While the convenience is great, and recognition of the needs of those who don’t consume dairy is positive, I can’t say I’ve ever bought these milks. Unfortunately, I’ve found the majority of the products on shelves contain added sugars and a whole range of other chemical ingredients. Carrageenan is one such ingredient that’s added to many non-dairy milks, and studies have controversially linked this to potential gastrointestinal inflammation diseases.
It’s actually quicker to make your own nut milk than to pop to the shops for a pint of the white stuff. Even if the shops are on your way home, it can be quicker to make your own than wait in the queue! Not only is it super fast and unbelievably easy to make nut milk at home, the taste is beautiful. There’s a freshness you can’t get from the pasteurised cartons of non-dairy milks and you can add other flavours, such as vanilla or cocoa, to suit your own tastes. Here’s my go-to recipe for almond milk that I make a few times a week, as well as some fab variations.
- 1 cup measure of almonds (must be plain, unsalted and unflavoured.)
- 1.5 litres water.
- Blend the nuts and the water together for a minute or two in a regular blender or 30-60 seconds in a high-speed blender.
- Pour into a large jug over a sieve. Done!
- As there are no preservatives, there will be a bit of separation so the milk will need a quick stir before using each time.
- You can use a muslin cloth or a specialist ‘nut milk’ bag to get a more pure milk with no almond bits in at all.

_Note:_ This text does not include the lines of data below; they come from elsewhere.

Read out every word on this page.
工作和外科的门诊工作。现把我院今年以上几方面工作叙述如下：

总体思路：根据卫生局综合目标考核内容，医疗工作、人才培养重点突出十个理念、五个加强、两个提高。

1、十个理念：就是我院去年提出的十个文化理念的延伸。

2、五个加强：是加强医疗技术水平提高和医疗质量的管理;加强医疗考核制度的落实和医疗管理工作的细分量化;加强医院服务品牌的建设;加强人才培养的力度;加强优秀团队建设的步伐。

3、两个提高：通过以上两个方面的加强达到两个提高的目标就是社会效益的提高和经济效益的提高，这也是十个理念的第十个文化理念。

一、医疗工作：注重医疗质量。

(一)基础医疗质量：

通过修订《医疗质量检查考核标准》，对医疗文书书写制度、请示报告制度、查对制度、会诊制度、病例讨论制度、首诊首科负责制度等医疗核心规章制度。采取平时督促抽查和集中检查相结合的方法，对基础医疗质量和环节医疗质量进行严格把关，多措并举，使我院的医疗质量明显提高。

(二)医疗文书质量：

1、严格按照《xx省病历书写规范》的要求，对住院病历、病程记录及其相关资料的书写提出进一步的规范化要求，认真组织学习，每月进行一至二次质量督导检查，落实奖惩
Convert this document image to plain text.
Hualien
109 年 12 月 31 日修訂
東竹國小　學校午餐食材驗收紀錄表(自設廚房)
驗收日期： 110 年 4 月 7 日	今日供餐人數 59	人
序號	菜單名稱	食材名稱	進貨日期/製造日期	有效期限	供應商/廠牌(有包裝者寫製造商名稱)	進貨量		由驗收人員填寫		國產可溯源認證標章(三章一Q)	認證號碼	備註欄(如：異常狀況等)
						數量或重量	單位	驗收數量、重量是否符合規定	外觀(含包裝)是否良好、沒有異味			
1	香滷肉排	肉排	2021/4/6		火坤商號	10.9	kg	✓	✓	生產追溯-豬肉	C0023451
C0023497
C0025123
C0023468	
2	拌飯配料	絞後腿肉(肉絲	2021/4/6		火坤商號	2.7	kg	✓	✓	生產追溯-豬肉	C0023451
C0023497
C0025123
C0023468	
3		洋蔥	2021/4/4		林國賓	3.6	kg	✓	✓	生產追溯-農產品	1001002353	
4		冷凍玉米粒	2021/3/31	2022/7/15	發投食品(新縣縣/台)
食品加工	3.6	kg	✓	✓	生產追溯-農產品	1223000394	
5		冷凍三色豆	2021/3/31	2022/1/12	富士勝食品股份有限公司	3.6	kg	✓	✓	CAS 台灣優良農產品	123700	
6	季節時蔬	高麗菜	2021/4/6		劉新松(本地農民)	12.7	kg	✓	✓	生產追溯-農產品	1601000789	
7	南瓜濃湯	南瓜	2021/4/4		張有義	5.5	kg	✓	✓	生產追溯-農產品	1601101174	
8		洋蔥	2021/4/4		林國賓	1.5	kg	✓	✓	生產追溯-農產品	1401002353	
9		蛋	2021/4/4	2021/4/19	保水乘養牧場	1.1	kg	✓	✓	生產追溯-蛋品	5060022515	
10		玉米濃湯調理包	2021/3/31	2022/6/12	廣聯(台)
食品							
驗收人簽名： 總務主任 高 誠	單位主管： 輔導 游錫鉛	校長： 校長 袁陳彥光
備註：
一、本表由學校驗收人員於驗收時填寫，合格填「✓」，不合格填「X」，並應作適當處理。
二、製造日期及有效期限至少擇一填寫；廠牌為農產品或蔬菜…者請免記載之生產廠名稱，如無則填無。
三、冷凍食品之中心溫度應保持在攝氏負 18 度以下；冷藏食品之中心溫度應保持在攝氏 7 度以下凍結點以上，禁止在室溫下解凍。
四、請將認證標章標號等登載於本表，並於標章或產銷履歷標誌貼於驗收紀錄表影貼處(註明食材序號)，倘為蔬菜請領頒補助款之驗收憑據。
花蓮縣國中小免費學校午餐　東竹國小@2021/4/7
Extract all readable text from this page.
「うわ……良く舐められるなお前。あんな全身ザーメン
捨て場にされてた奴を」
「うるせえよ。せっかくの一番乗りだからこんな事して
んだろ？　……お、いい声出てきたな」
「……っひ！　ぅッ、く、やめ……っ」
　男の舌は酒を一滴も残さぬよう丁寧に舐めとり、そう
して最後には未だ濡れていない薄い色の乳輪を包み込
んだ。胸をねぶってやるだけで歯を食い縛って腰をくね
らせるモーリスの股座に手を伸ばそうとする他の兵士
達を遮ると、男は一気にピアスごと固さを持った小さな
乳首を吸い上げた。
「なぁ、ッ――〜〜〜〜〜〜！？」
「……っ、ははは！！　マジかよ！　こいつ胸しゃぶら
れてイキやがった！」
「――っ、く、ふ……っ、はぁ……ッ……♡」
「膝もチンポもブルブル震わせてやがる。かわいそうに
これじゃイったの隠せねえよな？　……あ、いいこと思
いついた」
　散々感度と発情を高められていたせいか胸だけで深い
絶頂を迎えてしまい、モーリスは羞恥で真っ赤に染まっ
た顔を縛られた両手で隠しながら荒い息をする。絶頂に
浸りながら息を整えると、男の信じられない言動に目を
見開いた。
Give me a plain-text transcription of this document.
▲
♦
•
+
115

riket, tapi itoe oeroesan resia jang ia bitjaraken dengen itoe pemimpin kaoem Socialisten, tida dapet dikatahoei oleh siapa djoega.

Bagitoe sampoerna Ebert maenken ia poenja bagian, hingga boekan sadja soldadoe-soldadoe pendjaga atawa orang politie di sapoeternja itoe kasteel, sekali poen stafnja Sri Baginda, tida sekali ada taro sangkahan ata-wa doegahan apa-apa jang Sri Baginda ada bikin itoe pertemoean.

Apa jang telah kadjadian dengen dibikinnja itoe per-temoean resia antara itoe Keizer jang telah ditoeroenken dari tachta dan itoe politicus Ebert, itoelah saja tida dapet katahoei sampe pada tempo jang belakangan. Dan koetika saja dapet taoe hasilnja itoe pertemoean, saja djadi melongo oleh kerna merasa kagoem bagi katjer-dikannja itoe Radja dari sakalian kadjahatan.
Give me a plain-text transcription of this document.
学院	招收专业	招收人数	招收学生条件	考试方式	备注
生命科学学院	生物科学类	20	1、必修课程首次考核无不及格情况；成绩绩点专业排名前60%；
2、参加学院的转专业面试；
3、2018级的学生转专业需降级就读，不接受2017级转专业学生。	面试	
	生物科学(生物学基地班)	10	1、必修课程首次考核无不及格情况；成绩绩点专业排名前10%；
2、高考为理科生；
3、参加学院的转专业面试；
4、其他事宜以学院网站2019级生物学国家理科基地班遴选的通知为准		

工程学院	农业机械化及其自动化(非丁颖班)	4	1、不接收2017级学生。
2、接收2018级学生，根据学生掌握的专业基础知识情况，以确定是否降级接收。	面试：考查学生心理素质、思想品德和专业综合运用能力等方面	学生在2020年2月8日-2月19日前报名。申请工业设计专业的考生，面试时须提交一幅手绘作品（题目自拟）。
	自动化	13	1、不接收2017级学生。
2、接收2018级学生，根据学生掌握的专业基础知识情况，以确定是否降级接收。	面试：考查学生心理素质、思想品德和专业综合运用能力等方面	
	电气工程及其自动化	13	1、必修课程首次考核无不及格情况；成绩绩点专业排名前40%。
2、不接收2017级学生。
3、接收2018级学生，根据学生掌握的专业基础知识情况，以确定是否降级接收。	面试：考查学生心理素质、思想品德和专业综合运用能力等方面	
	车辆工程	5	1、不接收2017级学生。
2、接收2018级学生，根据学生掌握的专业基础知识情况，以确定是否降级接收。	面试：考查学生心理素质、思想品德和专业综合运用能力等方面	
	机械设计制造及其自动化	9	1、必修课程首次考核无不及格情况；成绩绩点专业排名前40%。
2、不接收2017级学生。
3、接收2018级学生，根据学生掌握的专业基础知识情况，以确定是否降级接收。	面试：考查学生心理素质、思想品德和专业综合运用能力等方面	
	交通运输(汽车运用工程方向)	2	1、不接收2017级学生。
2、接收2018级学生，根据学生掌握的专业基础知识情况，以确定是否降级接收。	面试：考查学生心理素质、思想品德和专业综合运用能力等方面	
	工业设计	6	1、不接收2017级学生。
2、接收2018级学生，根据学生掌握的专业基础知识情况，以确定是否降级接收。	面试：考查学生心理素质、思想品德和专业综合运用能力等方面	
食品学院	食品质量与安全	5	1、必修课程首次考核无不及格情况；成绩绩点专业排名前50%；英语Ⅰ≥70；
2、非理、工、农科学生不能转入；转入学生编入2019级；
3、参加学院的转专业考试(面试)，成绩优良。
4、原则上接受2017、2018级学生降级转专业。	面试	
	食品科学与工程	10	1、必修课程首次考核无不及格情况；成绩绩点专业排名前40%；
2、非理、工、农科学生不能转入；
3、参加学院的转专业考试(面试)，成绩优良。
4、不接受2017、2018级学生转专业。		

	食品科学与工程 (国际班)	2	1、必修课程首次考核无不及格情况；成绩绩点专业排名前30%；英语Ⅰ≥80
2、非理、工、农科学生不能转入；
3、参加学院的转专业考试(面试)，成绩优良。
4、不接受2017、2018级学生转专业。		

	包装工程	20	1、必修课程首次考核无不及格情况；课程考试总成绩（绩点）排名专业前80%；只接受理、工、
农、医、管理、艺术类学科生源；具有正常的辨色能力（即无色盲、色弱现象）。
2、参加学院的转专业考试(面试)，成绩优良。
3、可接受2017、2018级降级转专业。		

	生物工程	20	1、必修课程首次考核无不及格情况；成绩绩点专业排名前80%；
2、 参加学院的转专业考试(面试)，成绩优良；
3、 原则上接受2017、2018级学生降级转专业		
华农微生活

- This recipe makes a luscious, thick and creamy milk. For a lighter consistency (and to make your ingredients go further), use either a quarter cup less nuts or 250 mls more water.
- Experiment with other nuts. I LOVE cashew milk for baking and Brazil nut milk for general deliciousness. Hazelnut milk is insane made into a hot chocolate!
- If you can find them, use ‘activated’ nuts which are available online and in health food shops. ‘Activated’ means they have been soaked and dried before sale; a process which reduces phytic acid and makes the nuts more digestible when eating. You can also emulate this process at home by soaking the nuts overnight in water (or while you’re at work) before draining and then following the recipe, but it’s not vital for making milks.
- I like to make plain milks as I use them in shakes/smoothies/baking or dessert recipes and I add other flavours then. If you want to drink this milk straight or add it to cereal/porridge, you can add flavours you love during the blending stage of the recipe, such as vanilla bean or even cocoa powder for chocolate milk at the ready!